くちゃくちゃになりながら言う「お前みたいに、真面目に働くとしますか!」も、1回目は諦観を滲ませながらもどこかカラッとしていたのに、2回目の大楽では今にも心が壊れてしまいそうな悲痛さがあったり……役者の梅ちゃんてほんと芝居うまいよね……(今更)

 

ことばの数々がとても丁寧なのも、後半にかけてじわじわ効いてくるのがまたたまらなくて。
「蛹が蝶になるのを台無しにすること」と「蛹が死ぬこと」を別々に定義すること。当て擦りのような「"すみません”、な。」という言い回し。「生きていれば何かしら臭うものですよ」ということは、つまり……?

 

ひとつ疑問が浮かんでくると全部疑わしくなってきて、

 

なんで檸檬がトリガーなんだろう?英語でいう欠陥品のこと?

死体が喋るのは回想だからだとして、結局全ては夢の中の話だったの?

そもそも、男は、本当に"ふたり"だった?

 

と、気が付けば、ものすごく芝居にのめり込んでいた。そのくせ、目の前で演じられていることはちゃんと現実なのに、ずっと夢の中にいるような感覚で。お互いの台詞を反復し合うから、境界線がどんどん曖昧になっていって。最後は鮮やかな檸檬の色だけが目に焼き付いていて……なんともこざっぱりした爽快感と、ちょっとの疲労を携えて劇場を後にしました。普段は夢オチって嫌いなんだけど、どんなパターンの捉え方をしてもそれはそれで面白いな、と思えた。多分もっと歳を取ったら別の捉え方になるんだろな〜。

 

正直なところ、「解なし」「或いは、ほら」の2作がオムニバスだったこともあり、あんまり期待してなかったのもある。「普通に美味しいけどなんの味がしたかイマイチ印象に残らない料理だな」くらいに思ってた。今作でようやく期待通り?の、いかにも器用でクレバーな梅津瑞樹らしい、めんどくさくてちょっと鼻につくタイプの味付け(褒めていますよ)が出てきて、嬉しかった。それがよりによって橋本祥平への当て書きだっていうんだもの。噛み応えもあり、たいへん美味でございました!!
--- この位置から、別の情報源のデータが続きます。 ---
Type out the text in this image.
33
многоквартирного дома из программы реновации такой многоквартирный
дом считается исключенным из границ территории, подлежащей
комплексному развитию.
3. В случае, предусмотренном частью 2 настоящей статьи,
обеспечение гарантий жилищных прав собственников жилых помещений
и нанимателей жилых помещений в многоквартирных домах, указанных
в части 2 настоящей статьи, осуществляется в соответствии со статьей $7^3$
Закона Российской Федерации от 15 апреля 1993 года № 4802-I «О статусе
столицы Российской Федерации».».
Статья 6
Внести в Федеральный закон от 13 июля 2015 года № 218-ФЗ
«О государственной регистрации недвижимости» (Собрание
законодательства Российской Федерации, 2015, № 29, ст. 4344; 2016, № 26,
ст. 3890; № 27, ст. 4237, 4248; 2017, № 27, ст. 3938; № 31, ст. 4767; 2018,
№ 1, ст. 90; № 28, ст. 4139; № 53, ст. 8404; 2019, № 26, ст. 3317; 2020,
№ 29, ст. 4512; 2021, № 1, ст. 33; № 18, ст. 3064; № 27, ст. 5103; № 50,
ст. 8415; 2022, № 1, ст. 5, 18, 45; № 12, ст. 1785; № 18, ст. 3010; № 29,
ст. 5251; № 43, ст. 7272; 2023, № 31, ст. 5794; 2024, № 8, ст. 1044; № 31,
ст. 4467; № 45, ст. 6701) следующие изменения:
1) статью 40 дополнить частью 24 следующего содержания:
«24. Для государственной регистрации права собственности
結成から3年かけて、「言式というユニット」の基盤がきちっと整備できたように思える公演だった。贔屓目抜きで(うそ、流石にちょっとはある)素晴らしかったです。

 

これからもこの2人のお芝居が観たいなぁ〜〜〜でも次は流石にゲスト呼んだりするのかな……プリミティブな形態のままの方が個人的には嬉しいけど、かといって役者のオタクだけで消費するにはあまりにも……"んもれ"てしまうのがもったいなくて……せめて円盤に残ってくれると嬉しいです何卒よろしくお願いします……

 

「んもれ」より、焼き魚になったマ◯ボウのファンアート。

 

*1:末満健一脚本。私が観たのは2019年元吉演出版と初演の赤星坂口版のみ。